Dünya`dan vergi haberleri Güneş Helvacı Serkan Meral Avusturya

advertisement
Dünya’dan vergi haberleri
Güneş Helvacı
Serkan Meral
Avusturya
2010 yılı vergi değişiklikleri
Avusturya Maliye Bakanlığı 10 Mart tarihinde 2010 Vergi Değişiklikleri Kanunu’nun (VDK) ilk taslağını
yayınladı. Kanunda yer alan değişikliklerden bir tanesi düşük vergilemeye tabi tutulan yurtdışı iştiraklerin
Avusturya’daki ana şirket ile birleşmesinin doğuracağı vergi yüküne ilişkindir.
Yürürlükteki Avusturya vergi kanunları uyarınca yabancı bir iştirakten elde edilen gelirler vergiden istisnadır.
(En az % 10 oranında hissenin Avusturya mukimi bir firma tarafından en az 1 sene boyunca elde tutulmuş
olması şartıyla) Fakat iştirakin pasif nitelikli gelir elde etmesi ve düşük vergi yüküne sahip olması halinde,
istisna hükmü yerine mahsup sistemi uygulanmaktadır.

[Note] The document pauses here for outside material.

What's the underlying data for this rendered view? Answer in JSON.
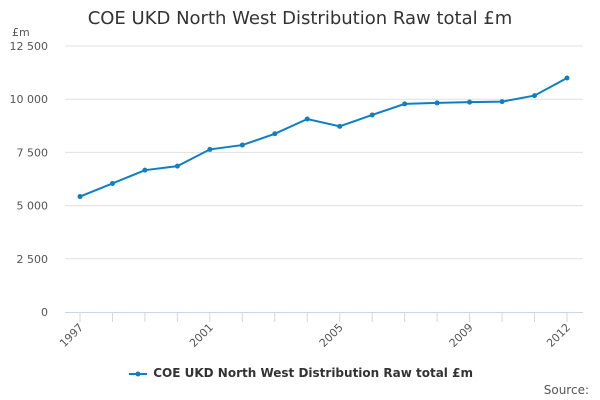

Yurtdışı iştiraklerden elde edilecek temettü gelirinin stopaja tabi tutulmasından kaçınmak, Avusturya mukimi
ana şirketin yurtdışı iştirak ile birleşmesi durumunda sağlanabilmektedir. Bu durumda temettü dağıtımı söz
konusu olamayacağından, dağıtılan kar payı vergisi olarak Avusturya’daki şirkete aktarılabilmektedir.
Ancak yeni düzenleme ile yurtdışı iştirakin pasif nitelikli gelir elde etmesi ve düşük vergi yüküne sahip olması
durumunda, birleşme sonrasında dağıtılabilir tüm kazancın dağıtılmış olduğu kabul edilecek ve Avusturya’da
vergilendirilebilecektir. (Yurtdışında ödenen vergiler indirim konusu yapılabilecektir.)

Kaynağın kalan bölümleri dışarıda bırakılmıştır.